Elsewhere in the world, the picture is very different. After several years of deliberately imposed demand reduction, coal demand rose slightly again in 2017 in China, the overwhelmingly dominant global producer and consumer of coal, accounting for nearly half of total global demand (and remaining dominant in future). Other regions are hungry for additional supply. Demand for coal in India will grow fast over the next five years and beyond, and India is already the world’s second-largest producer of coal globally, having increased its production as U.S. production fell.
Demand is growing, too, in many parts of Southeast Asia and, while their demand is as yet small, Pakistan and Bangladesh are emerging as sources of growing demand. By contrast, coal use in the countries of the Organization for Economic Cooperation and Development (OECD) makes up an increasingly minor part of world demand, forecast to fall from around a quarter in 2016 to under a sixth in 2040.

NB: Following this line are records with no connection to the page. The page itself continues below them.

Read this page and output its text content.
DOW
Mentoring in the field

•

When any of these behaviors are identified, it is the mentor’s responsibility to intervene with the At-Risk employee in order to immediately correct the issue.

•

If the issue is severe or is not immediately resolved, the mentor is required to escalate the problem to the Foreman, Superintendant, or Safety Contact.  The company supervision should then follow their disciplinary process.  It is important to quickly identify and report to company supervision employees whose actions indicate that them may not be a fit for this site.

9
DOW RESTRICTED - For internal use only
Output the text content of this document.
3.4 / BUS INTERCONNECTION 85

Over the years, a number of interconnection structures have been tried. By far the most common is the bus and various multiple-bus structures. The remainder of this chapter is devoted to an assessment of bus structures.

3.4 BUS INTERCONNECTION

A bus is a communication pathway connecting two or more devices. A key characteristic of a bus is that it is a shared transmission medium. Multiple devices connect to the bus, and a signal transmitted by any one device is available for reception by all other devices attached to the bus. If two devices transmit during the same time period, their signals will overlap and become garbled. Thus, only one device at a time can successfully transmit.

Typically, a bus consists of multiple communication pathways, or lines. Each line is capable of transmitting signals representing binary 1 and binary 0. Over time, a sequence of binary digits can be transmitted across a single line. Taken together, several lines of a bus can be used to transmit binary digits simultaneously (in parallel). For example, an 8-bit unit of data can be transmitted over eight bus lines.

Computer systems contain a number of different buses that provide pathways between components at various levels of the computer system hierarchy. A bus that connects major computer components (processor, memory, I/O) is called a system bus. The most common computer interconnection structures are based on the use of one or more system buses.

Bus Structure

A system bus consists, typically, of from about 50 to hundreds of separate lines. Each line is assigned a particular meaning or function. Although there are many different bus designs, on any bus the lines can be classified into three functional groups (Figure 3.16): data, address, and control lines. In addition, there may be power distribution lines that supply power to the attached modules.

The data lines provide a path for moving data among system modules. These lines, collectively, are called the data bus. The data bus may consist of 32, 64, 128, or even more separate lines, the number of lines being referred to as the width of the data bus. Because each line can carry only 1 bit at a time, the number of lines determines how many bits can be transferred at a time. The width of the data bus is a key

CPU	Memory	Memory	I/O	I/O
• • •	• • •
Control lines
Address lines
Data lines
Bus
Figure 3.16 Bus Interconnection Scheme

The United States is no more than a marginal supplier of coal to international markets. The fate of hard-pressed U.S. coal producers and coal-producing communities will be determined by the internal U.S. market.
The prospects no longer are as bleak as they looked two years ago. But this is a sector heavily dependent on the vagaries of government policy, and investors necessarily look well beyond a single term of an administration with environmental policies wholly out of step with those of the global community.
Robert Priddle was executive director of the International Energy Agency in Paris for eight years (to 2002).